The way the data and stories were mapped geospatially also helped communicate the need for pedestrianization to City Hall’s leaders. Suddenly, decision makers could see themselves in the data through relatable stories that innovatively measured human experience and made the case for maintaining the elements that made them possible. 

Mapping Love Letters to South Street

Recommendations and impact: 

On next steps, based on insights gathered from their community engagement efforts, Edit the City has concretely recommended to: 

  • Keep the pedestrianization pilot going into 2022.
  • Establish a regular meeting space, so the community can come together to contribute to South Street’s culture through frequent engagement and transparent access to district leadership. 
  • Create more art experimentation opportunities, such as pop-up installations in vacant storefronts and interactive installations such as giant games. 
  • Add more free street and wall art to bring in local and nationally recognized artists, in partnership with local arts organizations. 
  • Celebrate South Street’s history and uniqueness through wayfinding historical markers, such as a walking tour of the documented love letters collected during this project. 

With so much quantitative and qualitative data to now point to, the team hopes that legislation for expanded open streets and streeteries will come from next policy conversations between the SSHD and City officials. 

Learnings: Community engagement for more human-centered city design 

In Philly, the case for continued community engagement couldn’t be clearer. By building a coalition of interested and involved business members and also engaging residents and visitors, the Edit the City! team was able to identify clear, data-driven recommendations for the city to move forward in its planning and budgeting. 

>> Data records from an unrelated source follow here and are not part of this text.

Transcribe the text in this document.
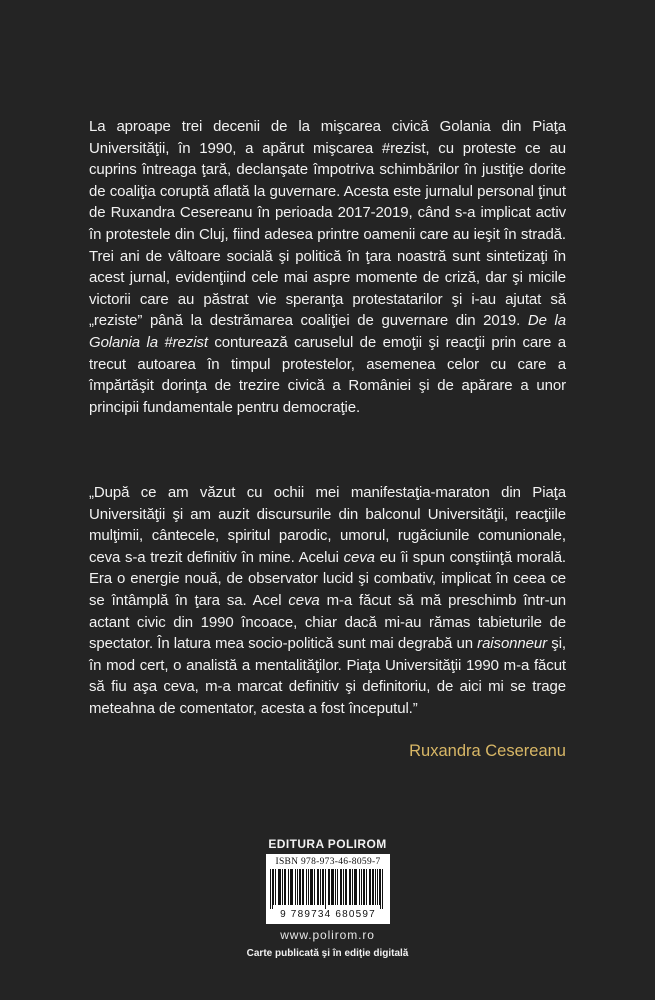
La aproape trei decenii de la mişcarea civică Golania din Piaţa Universităţii, în 1990, a apărut mişcarea #rezist, cu proteste ce au cuprins întreaga ţară, declanşate împotriva schimbărilor în justiţie dorite de coaliţia coruptă aflată la guvernare. Acesta este jurnalul personal ţinut de Ruxandra Cesereanu în perioada 2017-2019, când s-a implicat activ în protestele din Cluj, fiind adesea printre oamenii care au ieşit în stradă. Trei ani de vâltoare socială şi politică în ţara noastră sunt sintetizaţi în acest jurnal, evidenţiind cele mai aspre momente de criză, dar şi micile victorii care au păstrat vie speranţa protestatarilor şi i-au ajutat să „reziste” până la destrămarea coaliţiei de guvernare din 2019. De la Golania la #rezist conturează caruselul de emoţii şi reacţii prin care a trecut autoarea în timpul protestelor, asemenea celor cu care a împărtăşit dorinţa de trezire civică a României şi de apărare a unor principii fundamentale pentru democraţie.

„După ce am văzut cu ochii mei manifestaţia-maraton din Piaţa Universităţii şi am auzit discursurile din balconul Universităţii, reacţiile mulţimii, cântecele, spiritul parodic, umorul, rugăciunile comunionale, ceva s-a trezit definitiv în mine. Acelui ceva eu îi spun conştiinţă morală. Era o energie nouă, de observator lucid şi combativ, implicat în ceea ce se întâmplă în ţara sa. Acel ceva m-a făcut să mă preschimb într-un actant civic din 1990 încoace, chiar dacă mi-au rămas tabieturile de spectator. În latura mea socio-politică sunt mai degrabă un raisonneur şi, în mod cert, o analistă a mentalităţilor. Piaţa Universităţii 1990 m-a făcut să fiu aşa ceva, m-a marcat definitiv şi definitoriu, de aici mi se trage meteahna de comentator, acesta a fost începutul.”

Ruxandra Cesereanu

EDITURA POLIROM

ISBN 978-973-46-8059-7
9 789734 680597

www.polirom.ro

Carte publicată şi în ediţie digitală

Now, community engagement needs to become more commonplace for all key decisions, so that it’s built into the standard operating procedure of the city rather than only utilized for one-off projects. Based on the learnings from their South Street project, the Edit the City! team recommends:   

  • Multi-layered processes, suggesting that it is absolutely critical to develop multiple, tailored methods for reaching and engaging with different stakeholder types to truly meet people where they are.
  • Making room for iteration and flexibility. Engagement processes should be nimble and flexible; this allows you to learn from what works and doesn’t, adjust, and iterate to try a better-fit method.
  • Utilizing clarity and transparency in your approaches. Building trust for follow-through is imperative, and when you’re asking someone to contribute to any engagement project, it’s important to communicate what’s in it for them in a tangible way .
  • Making space for hybrid engagement approaches. While hybrid processes require much more work, and it’s important to plan for additional touchpoints, they yield improved results and online-offline engagement is here to stay because of the greater impact it can produce.